Quando si progetta un sistema che permette a utenti "slave" di accedere ai dati di un account "master", la gestione delle credenziali diventa cruciale. Ecco tre approcci che ho implementato, ciascuno con i propri trade-off.
Pattern 1: Token Sharing
Il metodo più diretto - gli account slave riutilizzano direttamente i token del master. L'implementazione è minimale: una semplice funzione di mapping che reindirizza al master quando rileva uno slave.
- Implementazione rapida e manutenzione semplice
- I
device_iddegli slave devono essere pre-registrati sull'account master, complicando l'onboarding
Pattern 2: Device ID Mapping
Mantiene la separazione logica tra i device degli utenti. Ogni slave conserva i propri device_id, ma il sistema li mappa dinamicamente alle credenziali del master durante l'autenticazione.
- Audit trail più granulare - sappiamo esattamente quale device ha effettuato ogni azione
- Richiede una logica di mapping più sofisticata e potenzialmente tabelle aggiuntive nel DB
Pattern 3: Session Override (Il mio preferito)
Approccio ibrido che mantiene trasparenza e sicurezza. Durante l'autenticazione, il sistema memorizza sia l'identità reale (login_email) che quella effettiva (effective_email) nella sessione.
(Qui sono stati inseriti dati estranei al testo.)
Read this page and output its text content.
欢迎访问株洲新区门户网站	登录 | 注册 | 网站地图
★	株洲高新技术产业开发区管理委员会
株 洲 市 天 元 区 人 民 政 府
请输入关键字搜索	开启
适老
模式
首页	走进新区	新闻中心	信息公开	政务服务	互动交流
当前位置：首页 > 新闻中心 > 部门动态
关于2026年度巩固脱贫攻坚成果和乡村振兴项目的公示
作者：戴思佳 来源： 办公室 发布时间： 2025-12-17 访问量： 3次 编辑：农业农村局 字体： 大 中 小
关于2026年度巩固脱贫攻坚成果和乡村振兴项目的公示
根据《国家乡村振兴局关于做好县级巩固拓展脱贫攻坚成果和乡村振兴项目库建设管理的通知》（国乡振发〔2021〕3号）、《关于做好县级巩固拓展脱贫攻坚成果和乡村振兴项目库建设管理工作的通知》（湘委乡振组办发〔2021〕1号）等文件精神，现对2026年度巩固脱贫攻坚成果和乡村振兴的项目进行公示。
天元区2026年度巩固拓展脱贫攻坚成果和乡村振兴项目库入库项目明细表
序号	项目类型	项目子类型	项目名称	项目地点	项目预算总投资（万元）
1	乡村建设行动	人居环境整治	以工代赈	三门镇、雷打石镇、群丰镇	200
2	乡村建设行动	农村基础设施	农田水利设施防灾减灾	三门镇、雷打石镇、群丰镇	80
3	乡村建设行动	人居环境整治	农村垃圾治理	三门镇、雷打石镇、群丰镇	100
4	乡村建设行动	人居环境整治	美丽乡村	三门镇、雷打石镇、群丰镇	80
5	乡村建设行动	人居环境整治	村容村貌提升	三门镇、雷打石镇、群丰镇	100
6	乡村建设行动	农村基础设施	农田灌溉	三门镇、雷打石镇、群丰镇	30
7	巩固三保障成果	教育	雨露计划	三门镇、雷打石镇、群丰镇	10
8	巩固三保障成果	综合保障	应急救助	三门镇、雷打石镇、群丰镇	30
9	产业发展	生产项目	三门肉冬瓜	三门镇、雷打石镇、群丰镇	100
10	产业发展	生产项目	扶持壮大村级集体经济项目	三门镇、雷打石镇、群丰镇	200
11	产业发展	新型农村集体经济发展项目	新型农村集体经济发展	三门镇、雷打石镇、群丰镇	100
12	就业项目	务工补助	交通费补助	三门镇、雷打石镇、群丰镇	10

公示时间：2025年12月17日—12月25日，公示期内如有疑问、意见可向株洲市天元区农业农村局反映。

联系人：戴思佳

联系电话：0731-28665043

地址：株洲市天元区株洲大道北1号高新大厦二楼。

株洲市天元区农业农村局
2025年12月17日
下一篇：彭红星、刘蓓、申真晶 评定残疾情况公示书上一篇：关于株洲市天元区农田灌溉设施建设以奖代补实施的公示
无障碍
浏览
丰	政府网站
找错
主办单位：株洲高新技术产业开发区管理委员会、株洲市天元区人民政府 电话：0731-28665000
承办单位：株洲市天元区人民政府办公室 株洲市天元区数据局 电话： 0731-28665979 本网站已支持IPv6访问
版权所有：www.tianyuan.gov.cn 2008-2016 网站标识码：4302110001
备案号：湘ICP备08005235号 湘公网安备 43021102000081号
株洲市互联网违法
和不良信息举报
- Audit completo - tracciamo sia CHI si è autenticato che A QUALI dati sta accedendo
- Device ID completamente separati per maggiore sicurezza
- Facilmente estendibile per supportare API multiple o permessi granulari
- Richiede ovviamente una gestione rigorosa delle sessioni, con meccanismi progettati per bloccare ogni tentativo di session hijacking.
La scelta dipende dal contesto
- Prototipo rapido? → Pattern 1
- Requisiti di compliance stringenti? → Pattern 2 o 3
- Sistema enterprise con audit requirements? → Pattern 3
E voi, quale approccio preferite nel vostro stack? Avete implementato pattern alternativi per casi simili?